Nunca houve eleição para a presidência da Câmara dos Deputados igual a essa. Nunca se viu tanta convulsão, tantas reuniões, cafés da manhã, pressões e fusões, alianças e traições. Guardadas as proporções, nem mesmo uma emocionante sucessão presidencial provoca tamanho vendaval (recuso-me a falar em tsunami, que está em moda). O que tudo isso significa? Para onde leva?
O empenho do governo em emplacar seu candidato seria a chave da questão. Ter um aliado na presidência de uma das casas do Legislativo é, em tese, uma decorrência natural de qualquer governo. Mas a histeria com que o Executivo se lançou na atual campanha não deixa de ser suspeita.
Se o governo tivesse, para os dois anos que lhe restam, um grande plano nacional, uma indispensável meta a atingir, poder-se-ia compreender o grau de envolvimento do Executivo no Legislativo. Contudo a meta prioritária do Planalto é a reeleição do atual presidente da República -vamos e venhamos, um objetivo que passa a léguas de distância da problemática nacional.

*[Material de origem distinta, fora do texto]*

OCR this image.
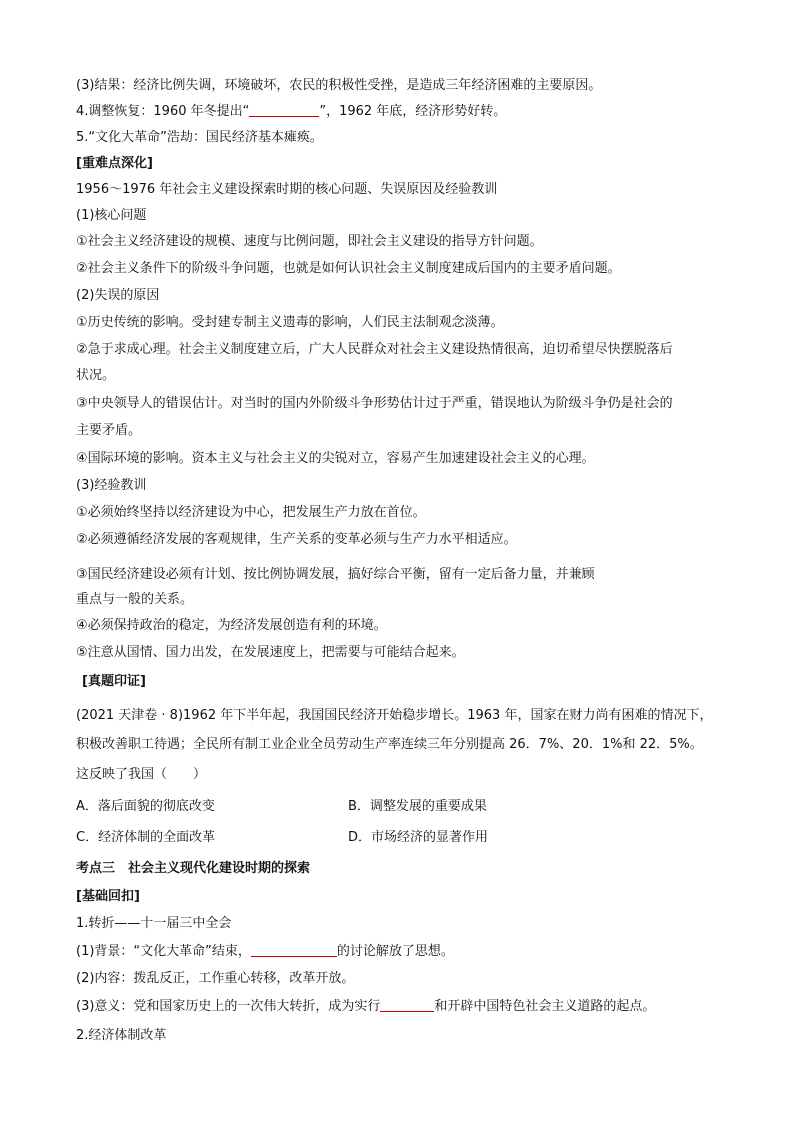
(3)结果：经济比例失调，环境破坏，农民的积极性受挫，是造成三年经济困难的主要原因。
4.调整恢复：1960 年冬提出“	”，1962 年底，经济形势好转。
5.“文化大革命”浩劫：国民经济基本瘫痪。
[重难点深化]
1956～1976 年社会主义建设探索时期的核心问题、失误原因及经验教训
(1)核心问题
①社会主义经济建设的规模、速度与比例问题，即社会主义建设的指导方针问题。
②社会主义条件下的阶级斗争问题，也就是如何认识社会主义制度建成后国内的主要矛盾问题。
(2)失误的原因
①历史传统的影响。受封建专制主义遗毒的影响，人们民主法制观念淡薄。
②急于求成心理。社会主义制度建立后，广大人民群众对社会主义建设热情很高，迫切希望尽快摆脱落后
状况。
③中央领导人的错误估计。对当时的国内外阶级斗争形势估计过于严重，错误地认为阶级斗争仍是社会的
主要矛盾。
④国际环境的影响。资本主义与社会主义的尖锐对立，容易产生加速建设社会主义的心理。
(3)经验教训
①必须始终坚持以经济建设为中心，把发展生产力放在首位。
②必须遵循经济发展的客观规律，生产关系的变革必须与生产力水平相适应。
③国民经济建设必须有计划、按比例协调发展，搞好综合平衡，留有一定后备力量，并兼顾
重点与一般的关系。
④必须保持政治的稳定，为经济发展创造有利的环境。
⑤注意从国情、国力出发，在发展速度上，把需要与可能结合起来。
[真题印证]
(2021 天津卷 · 8)1962 年下半年起，我国国民经济开始稳步增长。1963 年，国家在财力尚有困难的情况下，
积极改善职工待遇；全民所有制工业企业全员劳动生产率连续三年分别提高 26．7%、20．1%和 22．5%。
这反映了我国（　　）
A．落后面貌的彻底改变	B．调整发展的重要成果
C．经济体制的全面改革	D．市场经济的显著作用
考点三　社会主义现代化建设时期的探索
[基础回扣]
1.转折——十一届三中全会
(1)背景：“文化大革命”结束，	的讨论解放了思想。
(2)内容：拨乱反正，工作重心转移，改革开放。
(3)意义：党和国家历史上的一次伟大转折，成为实行	和开辟中国特色社会主义道路的起点。
2.经济体制改革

Toda comparação claudica, "omnis comparatio claudicat", mas vou lembrar o que houve na Alemanha com o advento de Hitler. Ele tomou o poder legalmente, após a tentativa frustrada do "putsh" de Munique. Democraticamente, manteve em funcionamento o Parlamento, com deputados que lhe eram hostis. Os que não mudaram de lado, logo depois pagariam por essa hostilidade.
Hitler só fez uma exigência: botar Goering, seu principal aliado, na presidência do Legislativo. Até o relógio do plenário o futuro marechal mandou parar a fim de obter a aprovação de um decreto que interessava ao regime. O incêndio do Reichstag, que seria o pretexto para a ditadura que se seguiu, teve inspiração e apoio do presidente da Casa.
Seria repugnante comparar Lula a qualquer ditador de qualquer quilate. Apesar disso, o episódio explica alguma coisa.